Trevor:                 I think it surprises people that although I taught Creative Writing at university and recently received an honorary doctorate (of Divinity, now that’s a surprise!), I myself never graduated High School or attended university as a student. I was on the road in my mid-teens and I suppose I still am. Another thing might be that when the federal government was fashioning new laws to combat organized crime, and specifically the biker gangs in Quebec, the top cops were secretly called to Ottawa from the RCMP, the provincial police, the Montreal police, and, oh yeah, a novelist was also invited: me.

James:                  These are massive affirmations that your self-confidence in your abilities and chosen career path are well founded.

James:                  What was the hardest part of writing your author bio?

Trevor:                 Keeping it up-to-date.
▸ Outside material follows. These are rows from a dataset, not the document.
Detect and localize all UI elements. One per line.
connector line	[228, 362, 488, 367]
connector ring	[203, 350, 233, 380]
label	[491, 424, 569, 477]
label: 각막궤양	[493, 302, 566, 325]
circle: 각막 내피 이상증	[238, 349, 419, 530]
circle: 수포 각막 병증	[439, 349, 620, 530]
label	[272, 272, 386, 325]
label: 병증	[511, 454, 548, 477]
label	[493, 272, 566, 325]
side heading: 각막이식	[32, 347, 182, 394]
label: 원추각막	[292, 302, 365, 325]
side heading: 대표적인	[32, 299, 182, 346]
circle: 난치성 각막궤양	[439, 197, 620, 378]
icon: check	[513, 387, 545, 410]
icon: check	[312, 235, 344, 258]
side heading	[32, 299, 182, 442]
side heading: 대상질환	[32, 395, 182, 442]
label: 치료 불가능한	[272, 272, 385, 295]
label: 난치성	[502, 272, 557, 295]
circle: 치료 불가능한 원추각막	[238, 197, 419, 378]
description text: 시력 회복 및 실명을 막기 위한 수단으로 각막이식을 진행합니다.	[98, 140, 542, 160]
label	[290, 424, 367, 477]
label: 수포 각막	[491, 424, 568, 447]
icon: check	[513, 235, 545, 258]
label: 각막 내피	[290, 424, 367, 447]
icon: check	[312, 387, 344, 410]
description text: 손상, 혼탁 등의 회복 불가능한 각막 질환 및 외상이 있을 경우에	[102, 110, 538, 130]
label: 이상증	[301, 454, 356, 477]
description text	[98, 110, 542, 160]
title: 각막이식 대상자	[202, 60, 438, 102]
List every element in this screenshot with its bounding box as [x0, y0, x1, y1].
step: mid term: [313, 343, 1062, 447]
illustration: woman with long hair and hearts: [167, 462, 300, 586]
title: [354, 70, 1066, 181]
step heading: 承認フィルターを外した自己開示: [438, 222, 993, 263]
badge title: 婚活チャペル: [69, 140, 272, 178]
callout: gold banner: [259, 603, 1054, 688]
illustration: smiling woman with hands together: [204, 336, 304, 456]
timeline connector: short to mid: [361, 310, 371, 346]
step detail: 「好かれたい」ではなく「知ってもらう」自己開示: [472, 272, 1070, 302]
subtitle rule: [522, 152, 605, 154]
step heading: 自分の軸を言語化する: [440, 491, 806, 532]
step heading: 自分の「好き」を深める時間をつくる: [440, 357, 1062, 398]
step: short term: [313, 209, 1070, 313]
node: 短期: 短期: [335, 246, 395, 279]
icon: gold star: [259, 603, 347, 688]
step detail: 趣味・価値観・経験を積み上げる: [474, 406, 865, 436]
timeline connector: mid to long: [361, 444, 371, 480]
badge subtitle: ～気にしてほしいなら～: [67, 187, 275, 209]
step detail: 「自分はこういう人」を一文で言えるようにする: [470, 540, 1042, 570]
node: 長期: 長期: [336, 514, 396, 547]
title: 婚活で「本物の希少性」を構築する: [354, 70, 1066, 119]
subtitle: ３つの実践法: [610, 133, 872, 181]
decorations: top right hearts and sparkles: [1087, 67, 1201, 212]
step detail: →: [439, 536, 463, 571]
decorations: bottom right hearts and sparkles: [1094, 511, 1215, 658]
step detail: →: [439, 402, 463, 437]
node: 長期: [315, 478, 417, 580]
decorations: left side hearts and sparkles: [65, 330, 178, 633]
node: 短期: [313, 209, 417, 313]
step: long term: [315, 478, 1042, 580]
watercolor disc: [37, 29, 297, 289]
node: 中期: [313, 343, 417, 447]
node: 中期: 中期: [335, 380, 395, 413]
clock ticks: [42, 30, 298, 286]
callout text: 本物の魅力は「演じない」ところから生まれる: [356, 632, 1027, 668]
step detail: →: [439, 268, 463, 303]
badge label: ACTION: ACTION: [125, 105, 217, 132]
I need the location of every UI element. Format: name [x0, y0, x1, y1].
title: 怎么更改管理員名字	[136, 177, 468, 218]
Also, short and to the point. But I don’t find it hard. To be honest, I really don’t understand the question! Is writing a bio supposed to be hard? That one has passed me by.

James:                  What do you like to do when you’re not writing?

Trevor:                 I like to sail. I have a very small boat now, having downsized. But I pull it on a trailer so can sail in different waters. I also walk a lot.

James:                  Do you read the kind of books that you write or do you tend to read books that are the opposite or different – and why?

Trevor:                 I’ve written literary fiction and crime fiction, seven novels in each category now. I tend to read literary fiction more. As a rule — not exclusively — literary writers care more about the line, the words, the feel of the language. Fiction not written well bores the heck out of me and while fiction in both genres too often is not written well, there’s a lot of crime writing in recent years where the writing is competent but rather bland. Writing can be simple, but very good. I love that.

James:                  What question do you wish that someone would ask about you/your book, but nobody has? What is your response to that question?

Trevor:                 Q: Were you influenced by Louise Penny? Her character, Gamarche, when said quickly, even sounds like the name of your guy, Cinq-Mars.

                   A: No, because my series first appeared, world-wide, seven years before her series first appeared. People seem to forget that, or not know it.

James:                  Pick one excerpt from one of your books you would like to share with readers.

Trevor:                 From: The Storm Murders by John Farrow (last paragraph, first chapter)

Silence throughout the countryside, interrupted for those moments, ensued for a spell, then broke again. Across the snowy fields, echoing off the hardwoods, came the bark of yet another gunshot, so the quiet that returned, contrasted by the shot, felt immense, sustained, eternal, as brilliant as the sunshine, until there occurred a rising bedlam, a raring noise, distant at first then drawing closer as sirens raced to that snowbound cottage, police and ambulance and more police, and something in the wailing, something in the plaintiveness over the waves of fresh snow on the serene fields, suggested that their speed was insufficient, that their urgency, both provoked and necessary, was too little and could only arrive too late.

James:                  A very powerful passage to end with. It is with reluctance we draw our conversation to a close. I have learned much from our guest, Mr. Trevor Ferguson, and will attempt to employ the kernels of insight he has generously imparted.